Let $Y = (Y_1,\dots,Y_n)$ be a random sample from $N(\mu,1)$ and $\bar{Y}=\sum\limits_{i=1}^nY_i/n$
I am given that $\bar{Y}^2$ converges in probability to $\mu^2$ and now need to show that $\bar{Y}^2-\frac{1}{n}$ also converges in probability to $\mu^2$.
Since $\bar{Y}^2$ converges in probability to $\mu^2$ means: $$ \forall \delta>0 ,\forall \epsilon>0, \exists N, \text{ such that }\\\,n>N \Rightarrow P\left(\left|\bar{Y}-\mu^2\right| \ge \delta\right)<\epsilon$$
and
$$\lim\limits_{n \rightarrow \infty} \frac{1}{n} = 0$$
It looks to me that the solution involves selecting the right $n$ so that $P\left(\left|\bar{Y}-\frac{1}{n}-\mu^2\right| \ge \delta \right) \le P\left(\left|\bar{Y}-\mu^2\right| \ge \delta \right)<\epsilon$ and I tried to show this can be done by selecting letting $0<\frac{1}{n}<\frac{\delta}{2}$, which was a common thing to do in the exercises involving $\epsilon-\delta$ proofs.
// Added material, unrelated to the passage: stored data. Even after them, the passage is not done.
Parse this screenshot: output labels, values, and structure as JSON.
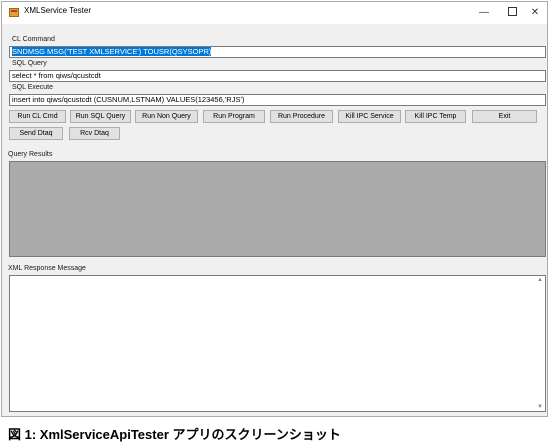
{
  "window": {
    "title": "XMLService Tester",
    "minimize": "—",
    "close": "✕"
  },
  "cl_command": {
    "label": "CL Command",
    "value": "SNDMSG MSG('TEST XMLSERVICE') TOUSR(QSYSOPR)"
  },
  "sql_query": {
    "label": "SQL Query",
    "value": "select * from qiws/qcustcdt"
  },
  "sql_execute": {
    "label": "SQL Execute",
    "value": "insert into qiws/qcustcdt  (CUSNUM,LSTNAM) VALUES(123456,'RJS')"
  },
  "buttons": {
    "run_cl_cmd": "Run CL Cmd",
    "run_sql_query": "Run SQL Query",
    "run_non_query": "Run Non Query",
    "run_program": "Run Program",
    "run_procedure": "Run Procedure",
    "kill_ipc_service": "Kill IPC Service",
    "kill_ipc_temp": "Kill IPC Temp",
    "exit": "Exit",
    "send_dtaq": "Send Dtaq",
    "rcv_dtaq": "Rcv Dtaq"
  },
  "query_results": {
    "label": "Query Results"
  },
  "xml_response": {
    "label": "XML Response Message"
  },
  "caption": "図 1: XmlServiceApiTester アプリのスクリーンショット",
  "colors": {
    "selection": "#0078d7",
    "results_background": "#ababab",
    "window_background": "#f0f0f0"
  }
}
But I am unable to prove this is true. In fact, I think this is not true because the interval in the LHS is smaller than the interval on the RHS, hence the probability should be $>$ instead of $\le$
Am I on the right track and is there an alternative method that is quicker?
The sequence of random variables, $\{\bar{Y}^2_n-\frac{1}{n}\}$, converge to a constant $\mu^2$ in probability if, for each $ \epsilon>0, \delta>0$ there exists natural number $N$ such that, for all $n>N$, $$ P\left(\left\vert \bar{Y}^2_n-\frac{1}{n} - \mu^2\right\vert\geqslant\epsilon \right)<\delta\,. $$
So, choose $\epsilon > 0,\ \delta>0$ and observe that, for the following events, we have $$ \left\{\left\vert \bar{Y}^2_n-\frac{1}{n}-\mu^2\right\vert \geqslant \epsilon\right\} \subseteq \left\{\left\vert \bar{Y}^2_n-\mu^2\right\vert + \left\vert\frac{1}{n}\right\vert \geqslant \epsilon \right\}\,.\tag{1} $$
Now, there exists a natural number $n_{\epsilon}$ such that, for all $n\geqslant n_{\epsilon}$ we have $\epsilon - \left\vert\frac{1}{n}\right\vert>0$. Therefore, $(1)$ implies $$ P\left(\left\vert \bar{Y}^2_n-\frac{1}{n}-\mu^2\right\vert\geqslant\epsilon \right) \leqslant P\left(\left\vert \bar{Y}^2_n-\mu^2\right\vert + \left\vert\frac{1}{n}\right\vert\geqslant\epsilon \right) = P\left(\left\vert \bar{Y}^2_n-\mu^2\right\vert \geqslant \epsilon - \left\vert\frac{1}{n}\right\vert \right) \leqslant P\left(\left\vert \bar{Y}^2_n-\mu^2\right\vert \geqslant \epsilon - \left\vert\frac{1}{n_{\epsilon}}\right\vert \right) \,. $$
But, $\left\{\bar{Y}^2_n\right\}$ converges to $\mu^2$ in probability. Therefore, there exists $N$ such that, for all $n>N$, the last probability above is smaller than $\delta$.
As an alternative proof, note that the sequence $\left\{-1/n\right\}$ converges in probability to $0$. Therefore, by Slutsky's theorem, $\left\{\bar{Y}^2_n - 1/n\right\}$ converges in probability to $\mu^2$.